Can Stan’s optimizing function be used as a computationally pragmatic way of running k-fold cross validation on models that are fitted to very large datasets?
An example:
I have several binomial models that I wish to fit to a dataset that contains approximately 420,000 observations. The models vary in complexity. Some contain only a couple of parameters. Others also contain multiple random effects and could be estimating as many as 1000 parameters in total. I’ve had to up the adapt_delta (to 0.99), lower the stepsize (to 0.1), and increase max tree depth to 15 to minimise divergent transitions. As you’d expect the models are somewhat slow ranging from a day to as much two weeks to complete 2000 iterations (average tree depth approximately 11 or 12). This is also after using all the tricks (non-centered parameterisation, vectorising etc).
The aim is to use the cross validation procedure to choose the “best” predictive model according the average logloss.
My question is this: Is there any major problem with just estimating the maximum likelihood estimate for logloss (my measure of predictive performance) for all folds using stan’s optimizing()
function?
I understand that this restricts me to point estimates, but given the computation is soo intensive it is an option considered only out of pragmatism and potential statistical naivety. I’ve ran tests where I have fitted a model using stan()

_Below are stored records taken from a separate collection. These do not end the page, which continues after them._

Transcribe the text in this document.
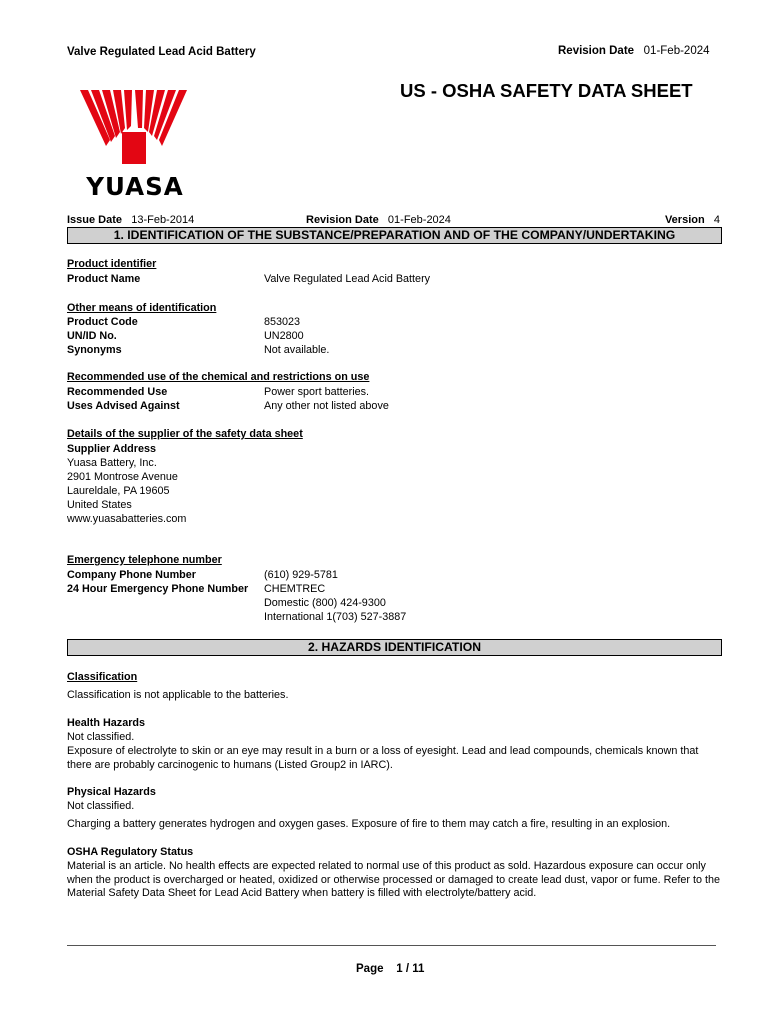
Valve Regulated Lead Acid Battery	Revision Date 01-Feb-2024
US - OSHA SAFETY DATA SHEET
YUASA
Issue Date 13-Feb-2014	Revision Date 01-Feb-2024	Version 4
1. IDENTIFICATION OF THE SUBSTANCE/PREPARATION AND OF THE COMPANY/UNDERTAKING
Product identifier
Product Name	Valve Regulated Lead Acid Battery
Other means of identification
Product Code	853023
UN/ID No.	UN2800
Synonyms	Not available.
Recommended use of the chemical and restrictions on use
Recommended Use	Power sport batteries.
Uses Advised Against	Any other not listed above
Details of the supplier of the safety data sheet
Supplier Address
Yuasa Battery, Inc.
2901 Montrose Avenue
Laureldale, PA 19605
United States
www.yuasabatteries.com
Emergency telephone number
Company Phone Number	(610) 929-5781
24 Hour Emergency Phone Number CHEMTREC
Domestic (800) 424-9300
International 1(703) 527-3887
2. HAZARDS IDENTIFICATION
Classification
Classification is not applicable to the batteries.
Health Hazards
Not classified.
Exposure of electrolyte to skin or an eye may result in a burn or a loss of eyesight. Lead and lead compounds, chemicals known that there are probably carcinogenic to humans (Listed Group2 in IARC).
Physical Hazards
Not classified.
Charging a battery generates hydrogen and oxygen gases. Exposure of fire to them may catch a fire, resulting in an explosion.
OSHA Regulatory Status
Material is an article. No health effects are expected related to normal use of this product as sold. Hazardous exposure can occur only when the product is overcharged or heated, oxidized or otherwise processed or damaged to create lead dust, vapor or fume. Refer to the Material Safety Data Sheet for Lead Acid Battery when battery is filled with electrolyte/battery acid.
Page 1 / 11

and again using optimising()
and the results for logloss and log_gamma were similar. But the standard deviation for the random effect census
seemed to be severely underestimated. I saw a similar pattern (but more severe when I tried using stan’s vb()
function.
OPTIMIZING RESULTS (took about 1 minute)
fit variable
1 -3.522142e+00 log_gamma
2 6.936385e-08 sigma_log_census_err
3 1.000000e+00 census_err[1]
4 1.000000e+00 census_err[2]
5 1.000000e+00 census_err[3]
6 3.973856e-01 logloss_heldout
STAN FIT - (took about 48 hours)
mean se_mean sd 2.5% 25% 50% 75% 97.5% n_eff Rhat
log_gamma -3.4034 0.0442 0.5280 -3.9855 -3.6131 -3.5024 -3.3448 -1.9677 143 1.0223
sigma_log_census_err 0.5318 0.0443 0.6758 0.1126 0.2106 0.3335 0.5427 2.3883 233 1.0171
census_err[1] 1.1612 0.0294 0.4148 0.2530 1.0065 1.1733 1.3132 1.8968 198 1.0098
census_err[2] 0.9306 0.0236 0.3324 0.2018 0.8032 0.9416 1.0513 1.5309 198 1.0098
census_err[3] 0.8000 0.0203 0.2863 0.1741 0.6900 0.8077 0.9047 1.3145 199 1.0097
logloss_heldout 0.3954 0.0000 0.0000 0.3954 0.3954 0.3954 0.3954 0.3955 2357 0.9994
lp__ -152130.1249 0.1006 1.9768 -152134.7349 -152131.1996 -152129.8003 -152128.7560 -152127.1008 386 1.0170
Based on these results I’m guessing that I shouldn’t rely on the optimizing function to accurately estimate logloss. And I’m guessing that the approach isn’t useful for hierarchical models (i.e. with random variables) because of the problem of estimating their variances.
If this is not the approach to take, and one wants to undertake true cross validation and not approximate it, are there faster alternatives that don’t involve reducing the dataset? Does stan still plan to implement RHMC anytime soon?
Note: The plan would be to still use full Bayes (i.e. stan()
) on the “best” model for examining parameter effects and general model inference.